Thursday 27 January 2011

Mississippi affected by shortage of execution drug


Just weeks before Mississippi had back-to-back executions for the first time in nearly 50 years, officials were scrambling to find enough sodium thiopental to carry out the sentences.
The executions were carried out as scheduled, but the difficulty in finding sodium thiopental shows Mississippi is not immune from a nationwide shortage of the drug.
State Corrections Commissioner Chris Epps said Wednesday the state is looking for a replacement for sodium thiopental, one of three drugs used in Mississippi's executions.
"We don't have a choice. We're wearing out our options," Epps said.
Hospira Inc., the only U.S. supplier of sodium thiopental, stopped producing it in 2009. The company recently announced that it won't resume production.
Epps and the Mississippi attorney general's office said Wednesday that state officials are looking for a different drug for executions, but using a new drug creates the potential for a wave of legal challenges to the state's method of execution.
Mississippi Attorney General Jim Hood wrote a letter to Hospira last April, asking if there was anything he could do to help expedite a shipment of sodium thiopental because the state didn't have enough for two executions, scheduled the following month, on May 19 and 20.
In a reply dated May 18, Brian J. Smith, senior vice president, general counsel and secretary for Hospira, told Hood he couldn't help because Hospira does "not support the use of any of our products in capital punishment procedures" and that manufacturing had halted in mid-2009 due to "manufacturing difficulties."
Smith wrote that Hospira was aware its products were being obtained from third parties for executions, but the company didn't agree with that practice and would not ship directly for use in lethal injections.
The Associated Press obtained the letters through a public records request.
The Mississippi Department of Corrections eventually got the drug for the two May executions from a pharmacist who doesn't want to be identified, said department spokeswoman Tara Booth.
Mississippi executed Paul Everette Woodward as scheduled on May 19 for the 1986 rape and murder of a 24-year-old woman. The following day, Gerald James Holland was put to death for raping and killing a 15-year-old girl.

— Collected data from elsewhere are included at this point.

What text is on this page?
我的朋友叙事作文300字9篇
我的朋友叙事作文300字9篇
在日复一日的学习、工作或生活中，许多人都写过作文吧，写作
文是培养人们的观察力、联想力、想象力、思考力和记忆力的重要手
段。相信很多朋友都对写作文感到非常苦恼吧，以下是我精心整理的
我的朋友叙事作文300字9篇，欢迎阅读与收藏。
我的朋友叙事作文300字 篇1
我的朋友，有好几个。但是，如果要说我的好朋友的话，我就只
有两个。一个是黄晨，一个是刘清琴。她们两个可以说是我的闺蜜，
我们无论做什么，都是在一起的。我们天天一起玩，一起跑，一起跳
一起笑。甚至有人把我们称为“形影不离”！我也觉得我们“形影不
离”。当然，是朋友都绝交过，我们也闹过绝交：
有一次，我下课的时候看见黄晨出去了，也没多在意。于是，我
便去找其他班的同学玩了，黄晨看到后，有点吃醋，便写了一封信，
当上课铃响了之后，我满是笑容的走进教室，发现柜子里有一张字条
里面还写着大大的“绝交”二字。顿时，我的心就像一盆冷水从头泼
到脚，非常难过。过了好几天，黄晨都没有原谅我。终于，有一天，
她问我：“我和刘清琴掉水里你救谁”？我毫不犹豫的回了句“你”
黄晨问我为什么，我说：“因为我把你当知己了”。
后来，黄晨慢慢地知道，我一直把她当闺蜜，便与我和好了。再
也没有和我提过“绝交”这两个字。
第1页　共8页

That was the first time Mississippi carried out back-to-back executions since 1961.
Epps said the state has enough sodium thiopental for four executions, but sodium thiopental has a shelf life and the current supply expires in March.

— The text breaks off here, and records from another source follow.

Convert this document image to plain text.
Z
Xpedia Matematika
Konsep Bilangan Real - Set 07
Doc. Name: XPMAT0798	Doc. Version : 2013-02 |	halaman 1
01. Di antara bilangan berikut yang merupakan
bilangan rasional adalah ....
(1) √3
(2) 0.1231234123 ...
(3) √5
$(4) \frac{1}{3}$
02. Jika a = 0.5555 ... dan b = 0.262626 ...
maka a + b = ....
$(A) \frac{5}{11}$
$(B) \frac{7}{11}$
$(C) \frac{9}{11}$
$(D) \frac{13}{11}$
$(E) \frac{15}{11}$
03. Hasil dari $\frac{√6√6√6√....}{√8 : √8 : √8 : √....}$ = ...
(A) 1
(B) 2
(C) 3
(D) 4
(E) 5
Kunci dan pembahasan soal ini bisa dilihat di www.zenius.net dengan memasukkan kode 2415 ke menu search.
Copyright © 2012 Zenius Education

Epps said the he expected Hospira to quit making sodium thiopental, and he's been looking for the best alternate that will stand up to court challenges. Epps said he's been researching other drugs and what other states are doing. He plans to discuss the matter with Oklahoma officials at a corrections conference this weekend.
Oklahoma began using pentobarbital, a surgical sedative sometimes used in assisted suicides, instead of sodium thiopental last year. Ohio announced Tuesday that it could become the first state to use pentobarbital alone, without two additional drugs that paralyze inmates and stop their hearts.
But pentobarbital maker Lundbeck Inc. said Wednesday that it never intended for the drug to be used to put inmates to death. The company's Deerfield, Ill., office sent letters to Ohio and Oklahoma on Wednesday urging the states not to use the drug in their capital punishment procedures.
Sodium thiopental is an anesthetic that is supposed to leave the inmate unconscious and unable to feel pain. In Mississippi and several other states, it is used in combination with pancuronium bromide, a paralytic that is intended to prevent involuntary muscle movements, and potassium chloride, used to stop the heart.